Mounting Multiple CMIS Repositories on Liferay 6.1
Company Blogs February 25, 2011 By Alexander Chow
Last year, there was a huge buzz about this new protocol call CMIS that just was released at 1.0. Much like JCR, CMIS is a protocol that allows interoperability for document repositories of different systems (there is a good blog post about different use cases that can be found here). The major advantage of CMIS over JCR is, well, it is not bound to Java. So there are libraries for python, PHP, .NET, etc. It also runs on top of standard web protocols like AtomPub or WebServices.

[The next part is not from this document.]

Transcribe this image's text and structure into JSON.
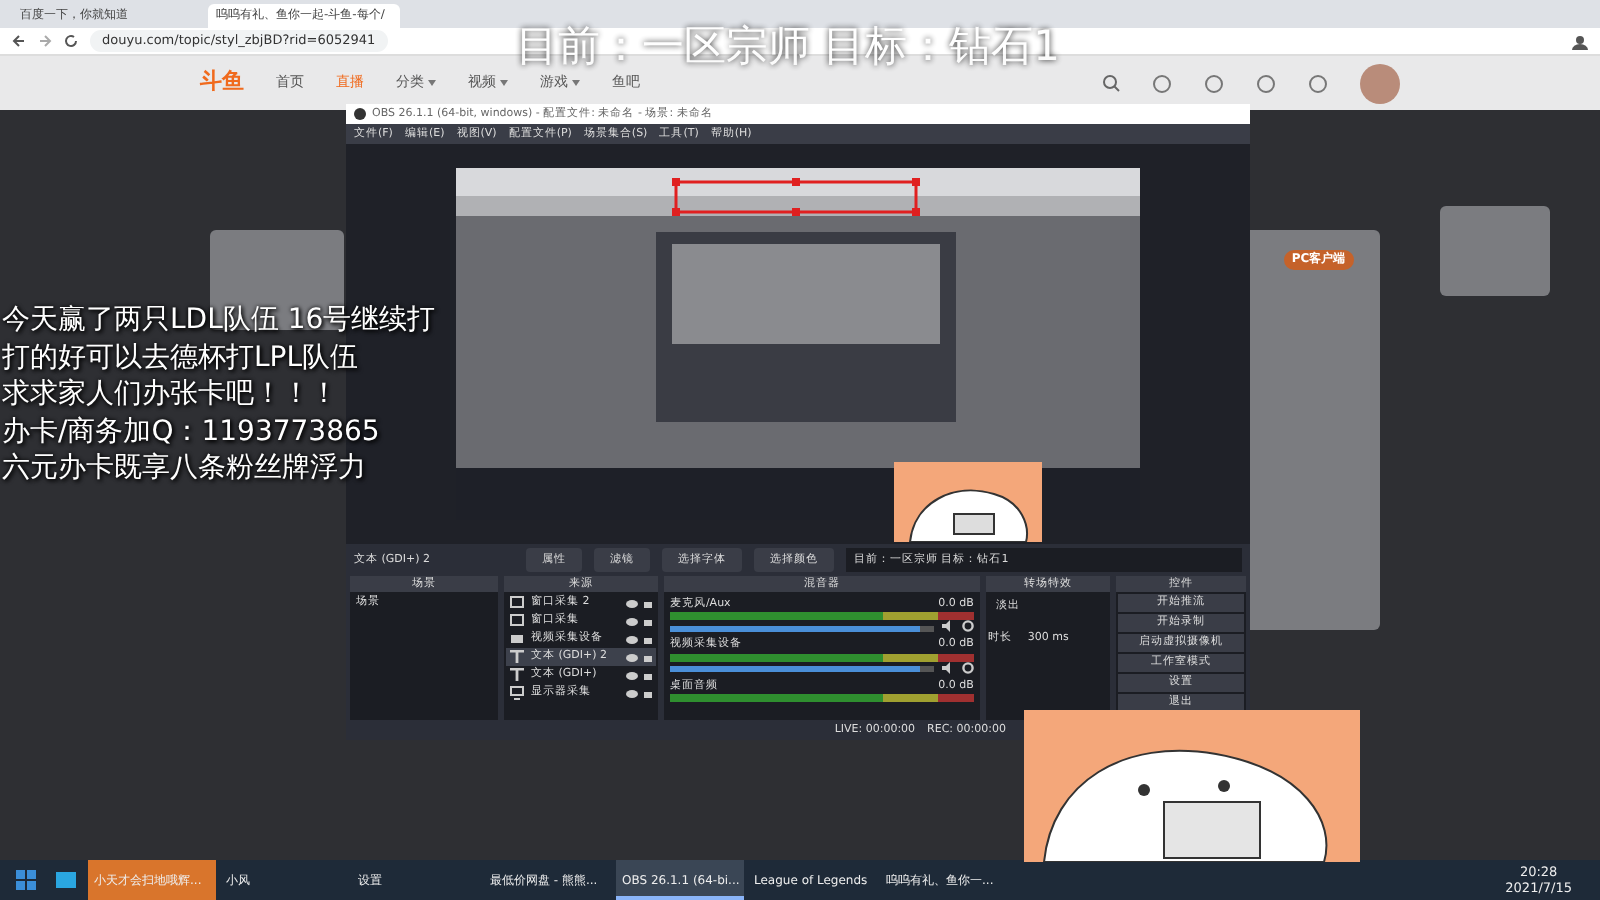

(The first section is just a bit of history. So if you just want to know what's happening in version 6.1, skip the first section.)
The Famed CMISHook
So, in Liferay 6.0, I was tasked with allowing Liferay to hook into CMIS as a means to store its document library data. If you have seen our JCRHook implementation, it is basically the same concept -- the CMISHook was used as a means to store our document library's low-level data. But then, if you went to your CMIS Repository, you would have all these numbers show up in your system which make no sense whatsoever to the average user. And if you changed anything in that repository, it would screw up Liferay because things were not synchronized.
Now WHY, some have asked, would you ever want something like this? Doesn't this defeat the whole purpose of CMIS? The answer to the second question is no. The first question is much like asking why we have a JCRHook -- or an S3Hook, for that matter. The main point is that, for some environments, you want to scale their systems in a way that a simple FileSystemHook will just not do. It is like asking if you want to store your files on a thumbdrive, network drive or your new Thunderbolt hard disk. This is what CMISHook did -- it gave users another option.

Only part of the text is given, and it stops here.